Bob Cook, president of El Paso Regional Economic Development Corp., which recruits businesses to this region, said the drug violence now comes up in every conversation that his office has with out-of-town companies.
"One hundred percent of the time, the Juárez violence comes up," he said. "And they are now taking an extra 90 to 120 days before deciding if they come here. They are concerned and doing risk assessment, but they have yet to say no to coming to this area.
"Strong commerce is taking place, but we need (the violence) to stop because what is happening is not sustainable."
More being done
U.S. Rep. Silvestre Reyes, D-Texas, who met with Calderón in January, said the Merida Initiative does as much as it can within the limits placed on it by the Mexican government.
"I can assure you that the U.S. government is not sitting on its hands doing nothing," he said. "There aren't any guarantees that we are going to eliminate the drug cartels and the problems. But everything that we can do, we are doing."
Reyes, chairman of the House intelligence committee, also said that more is being done by the U.S. than what has been made public, but that he is not at liberty to talk about it. Reyes also said that he knows how much in aid, programs and equipment is coming to the U.S.-Mexico border as part of the Merida plan, but he cannot talk about that either.
Luis Garcia, a retired INS district director who once was to be stationed in Mexico, said the Merida plan is coming at the right time because systemic changes are occurring in Mexico. He bases his observation on the fact that the relationship between U.S. and Mexican agencies has changed in the past 25 years.
The two countries are now cooperating and talking daily, a change from when he was a federal agent.
"Relationships between the two countries before were based on personal relationships," Garcia said. "It was based on who knew each other, not on who was in office. Now, those relationships are institutionalized. All the agencies work together; they talk and work to solve problems.
"This plan is a start, a step in the right direction."
Ramon Bracamontes may be reached at email@example.com; 546-6142.
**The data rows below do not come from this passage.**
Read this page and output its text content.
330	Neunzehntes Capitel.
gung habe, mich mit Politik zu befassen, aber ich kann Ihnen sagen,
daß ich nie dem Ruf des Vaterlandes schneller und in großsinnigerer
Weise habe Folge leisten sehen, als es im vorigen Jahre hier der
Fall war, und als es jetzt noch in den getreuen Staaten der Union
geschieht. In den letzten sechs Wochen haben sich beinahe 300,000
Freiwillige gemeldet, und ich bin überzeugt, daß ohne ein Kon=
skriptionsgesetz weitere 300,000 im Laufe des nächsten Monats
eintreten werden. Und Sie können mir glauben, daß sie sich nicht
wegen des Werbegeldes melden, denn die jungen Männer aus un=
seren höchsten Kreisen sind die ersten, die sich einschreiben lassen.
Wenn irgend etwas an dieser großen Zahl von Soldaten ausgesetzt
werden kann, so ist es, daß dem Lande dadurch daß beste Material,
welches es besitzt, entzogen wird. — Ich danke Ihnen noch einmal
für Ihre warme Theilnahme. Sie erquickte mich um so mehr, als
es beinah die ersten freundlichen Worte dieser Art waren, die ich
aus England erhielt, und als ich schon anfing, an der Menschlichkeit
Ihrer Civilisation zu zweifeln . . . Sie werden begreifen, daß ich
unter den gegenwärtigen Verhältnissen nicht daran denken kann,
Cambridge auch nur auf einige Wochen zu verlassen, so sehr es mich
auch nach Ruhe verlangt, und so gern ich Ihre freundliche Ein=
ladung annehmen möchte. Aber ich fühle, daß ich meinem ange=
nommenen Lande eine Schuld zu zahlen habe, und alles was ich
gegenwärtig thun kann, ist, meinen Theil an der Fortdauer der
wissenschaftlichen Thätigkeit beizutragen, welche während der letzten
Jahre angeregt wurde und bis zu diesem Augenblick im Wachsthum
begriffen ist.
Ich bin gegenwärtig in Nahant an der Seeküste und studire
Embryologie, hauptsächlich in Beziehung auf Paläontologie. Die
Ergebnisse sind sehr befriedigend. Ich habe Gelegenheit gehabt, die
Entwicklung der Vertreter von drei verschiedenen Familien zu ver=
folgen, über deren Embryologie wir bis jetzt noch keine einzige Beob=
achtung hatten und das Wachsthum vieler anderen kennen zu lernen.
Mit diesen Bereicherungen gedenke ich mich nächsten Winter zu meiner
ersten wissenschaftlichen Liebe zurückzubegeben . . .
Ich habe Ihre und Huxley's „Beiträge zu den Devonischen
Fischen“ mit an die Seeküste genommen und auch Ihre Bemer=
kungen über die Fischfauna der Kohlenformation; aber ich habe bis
In June 2008, the 110th Congress appropriated $465 million in supplemental assistance for Mexico, Central America, Haiti, and the Dominican Republic.
On Dec. 3, 2008, the United States and Mexico signed a letter of agreement, allowing $197 million in Merida funds to be disbursed.
Since President Felipe Calderón took office in December 2006, Mexico has increased security spending to $4 billion.
The Bush Administration designed the Merida Initiative as a $1.4 billion, three-year counter-drug and anti-crime package for Mexico and Central America that would begin in fiscal year 2008 and last through fiscal year 2010.
Funding for 2010 has not been approved.